Housing affordability has been trending upwards in the post-boom housing market, and according to analytics firm Fiserv, it’s now at a 40-year high.
Utilizing data from the Federal Housing Finance Agency, Fiserv studied 380 U.S. markets, and it found that with how home prices have corrected after their peak level in 2006’s first quarter, and how mortgage rates have similarly fallen, that a number of affordability-related indices are at their best levels in decades.
For instance, the relationship between home prices and rents has returned to 1998 levels, after renting became a more financially conducive scenario during the boom years. Also, the ratio of median single-family home price to median family income is now lower than at any time since 1991, and a conventional mortgage payment for median-priced homes is just 12 percent of median-family income, which is actually the lowest percentage on record going back to 1971.
Fiserv estimated in its report that such data would lure first-time and trade-up buyers back to the housing market. a process that David Stiff, the chief economist at Fiserv, further explained.
“[V]ery low prices have also started to draw in more buyers,” Stiff said. “As demand for houses ramps up, construction activity will increase and residential investment will begin to make a substantial contribution to the recovery and GDP overall.”
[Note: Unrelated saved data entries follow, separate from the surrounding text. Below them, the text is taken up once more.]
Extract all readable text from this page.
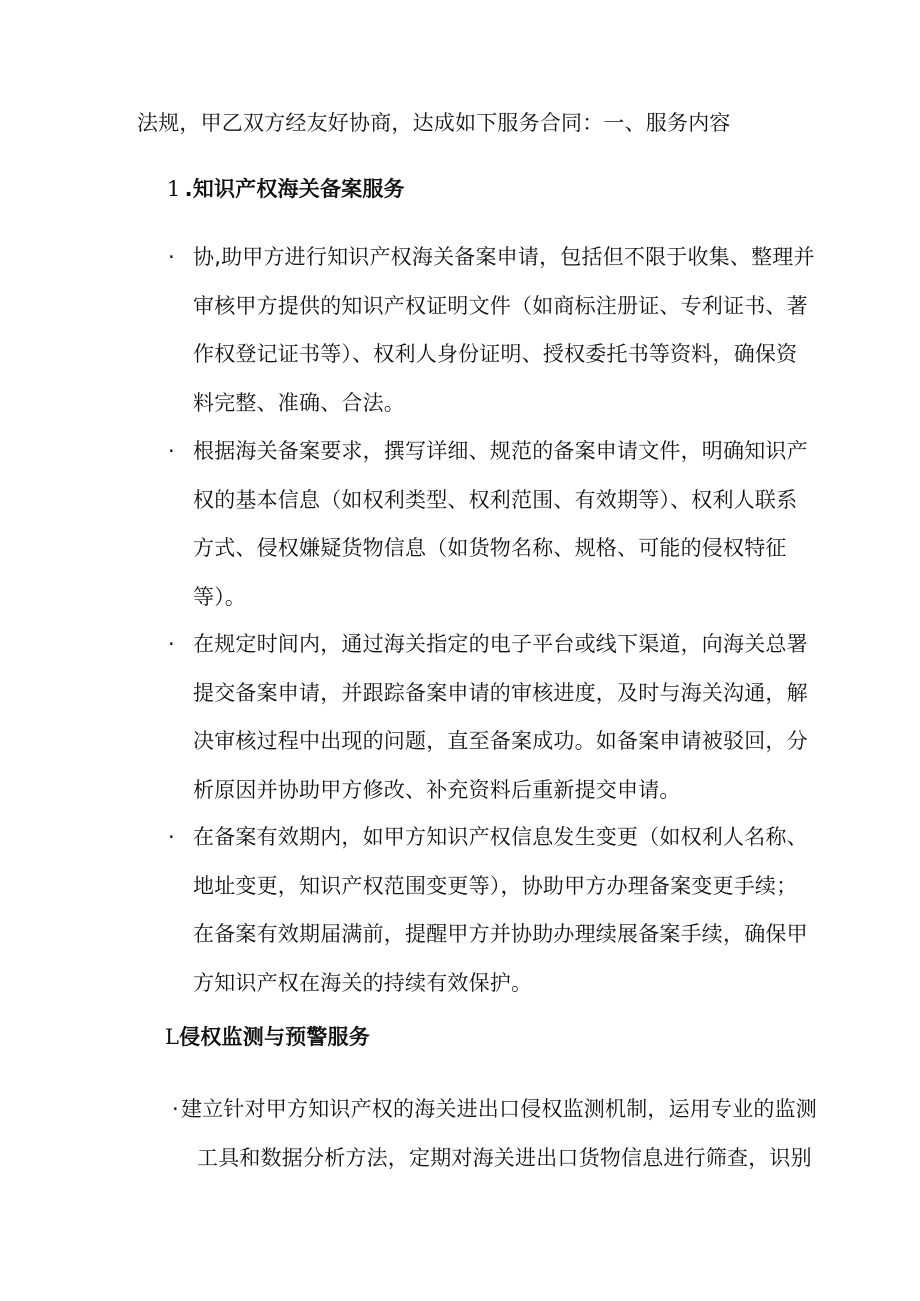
法规，甲乙双方经友好协商，达成如下服务合同：一、服务内容
1 .知识产权海关备案服务
· 协,助甲方进行知识产权海关备案申请，包括但不限于收集、整理并
审核甲方提供的知识产权证明文件（如商标注册证、专利证书、著
作权登记证书等）、权利人身份证明、授权委托书等资料，确保资
料完整、准确、合法。
· 根据海关备案要求，撰写详细、规范的备案申请文件，明确知识产
权的基本信息（如权利类型、权利范围、有效期等）、权利人联系
方式、侵权嫌疑货物信息（如货物名称、规格、可能的侵权特征
等）。
· 在规定时间内，通过海关指定的电子平台或线下渠道，向海关总署
提交备案申请，并跟踪备案申请的审核进度，及时与海关沟通，解
决审核过程中出现的问题，直至备案成功。如备案申请被驳回，分
析原因并协助甲方修改、补充资料后重新提交申请。
· 在备案有效期内，如甲方知识产权信息发生变更（如权利人名称、
地址变更，知识产权范围变更等），协助甲方办理备案变更手续；
在备案有效期届满前，提醒甲方并协助办理续展备案手续，确保甲
方知识产权在海关的持续有效保护。
L侵权监测与预警服务
· 建立针对甲方知识产权的海关进出口侵权监测机制，运用专业的监测
工具和数据分析方法，定期对海关进出口货物信息进行筛查，识别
Another area that will impact residential activity is rental units, which have continued to rise in cost as more consumers opt to rent rather than buy. Because the costs are rising, though, consumers will eventually return to new households, which will be an increasingly cheaper option in many markets. And, lastly, that growing demand will put a floor on home prices, a trend that is already beginning to emerge.
But affordability was not the only area of improvement Fiserv highlighted. In 2011’s four quarter, home prices in 70 markets, or 18 percent of those surveyed, were unchanged or increased year-over-year, and in 32 percent, price declines were less than two percent. All were part of a wide-ranging trend, Stiff said, toward recovery.
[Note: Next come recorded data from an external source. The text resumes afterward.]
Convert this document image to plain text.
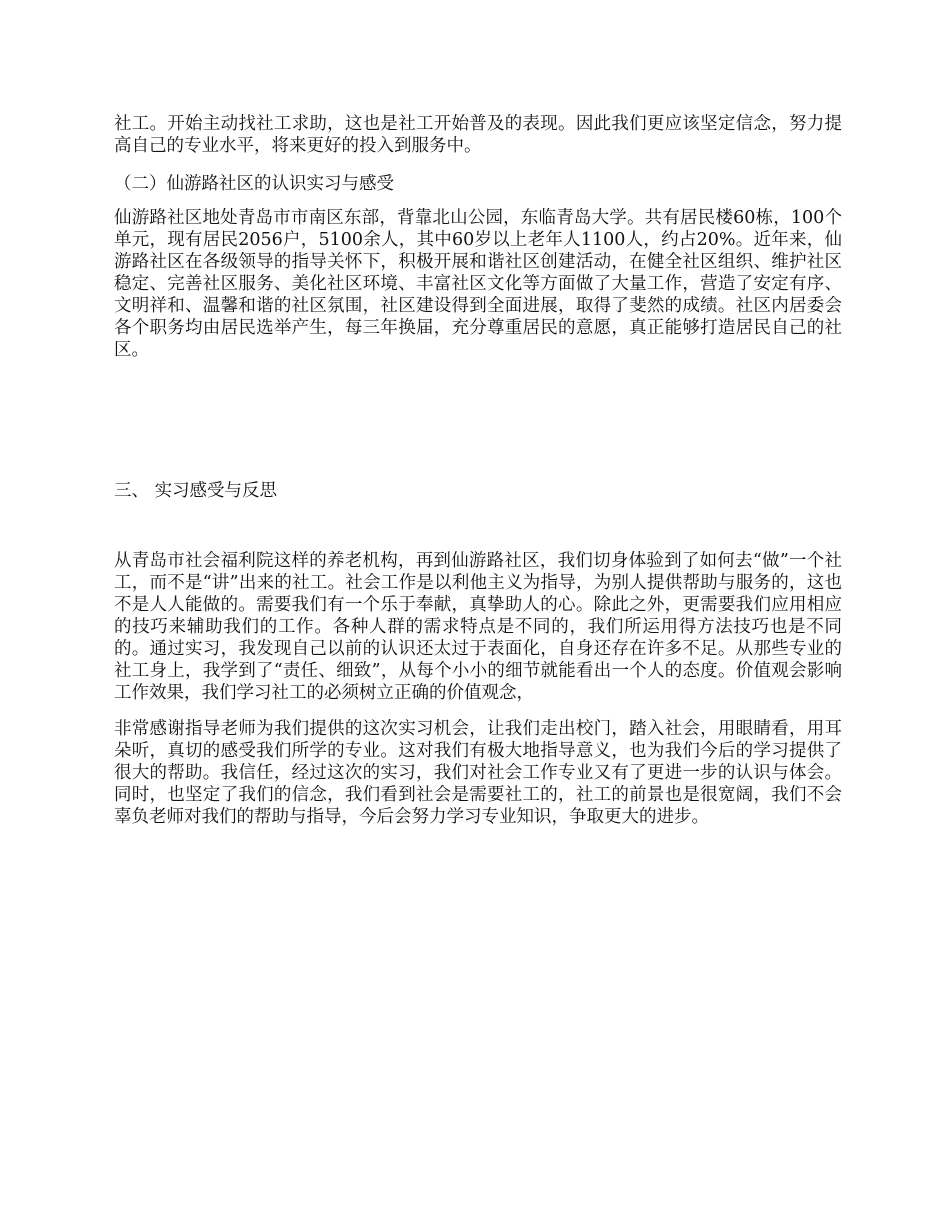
社工。开始主动找社工求助，这也是社工开始普及的表现。因此我们更应该坚定信念，努力提高自己的专业水平，将来更好的投入到服务中。

（二）仙游路社区的认识实习与感受

仙游路社区地处青岛市市南区东部，背靠北山公园，东临青岛大学。共有居民楼60栋，100个单元，现有居民2056户，5100余人，其中60岁以上老年人1100人，约占20%。近年来，仙游路社区在各级领导的指导关怀下，积极开展和谐社区创建活动，在健全社区组织、维护社区稳定、完善社区服务、美化社区环境、丰富社区文化等方面做了大量工作，营造了安定有序、文明祥和、温馨和谐的社区氛围，社区建设得到全面进展，取得了斐然的成绩。社区内居委会各个职务均由居民选举产生，每三年换届，充分尊重居民的意愿，真正能够打造居民自己的社区。

三、 实习感受与反思

从青岛市社会福利院这样的养老机构，再到仙游路社区，我们切身体验到了如何去“做”一个社工，而不是“讲”出来的社工。社会工作是以利他主义为指导，为别人提供帮助与服务的，这也不是人人能做的。需要我们有一个乐于奉献，真挚助人的心。除此之外，更需要我们应用相应的技巧来辅助我们的工作。各种人群的需求特点是不同的，我们所运用得方法技巧也是不同的。通过实习，我发现自己以前的认识还太过于表面化，自身还存在许多不足。从那些专业的社工身上，我学到了“责任、细致”，从每个小小的细节就能看出一个人的态度。价值观会影响工作效果，我们学习社工的必须树立正确的价值观念，

非常感谢指导老师为我们提供的这次实习机会，让我们走出校门，踏入社会，用眼睛看，用耳朵听，真切的感受我们所学的专业。这对我们有极大地指导意义，也为我们今后的学习提供了很大的帮助。我信任，经过这次的实习，我们对社会工作专业又有了更进一步的认识与体会。同时，也坚定了我们的信念，我们看到社会是需要社工的，社工的前景也是很宽阔，我们不会辜负老师对我们的帮助与指导，今后会努力学习专业知识，争取更大的进步。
“Nearly all non-price metrics — existing home sales, rising home order volumes, increased spending on home improvement, a jump in multi-family construction — indicate that the housing sector hit bottom last year and has started along a path of slow recovery,” Stiff explained. “We expect that home prices, which generally lag changes in sales activity by nine to 12 months, will stabilize by the end of this summer and then rise at an annualized rate of 3.9 percent over the next five years.”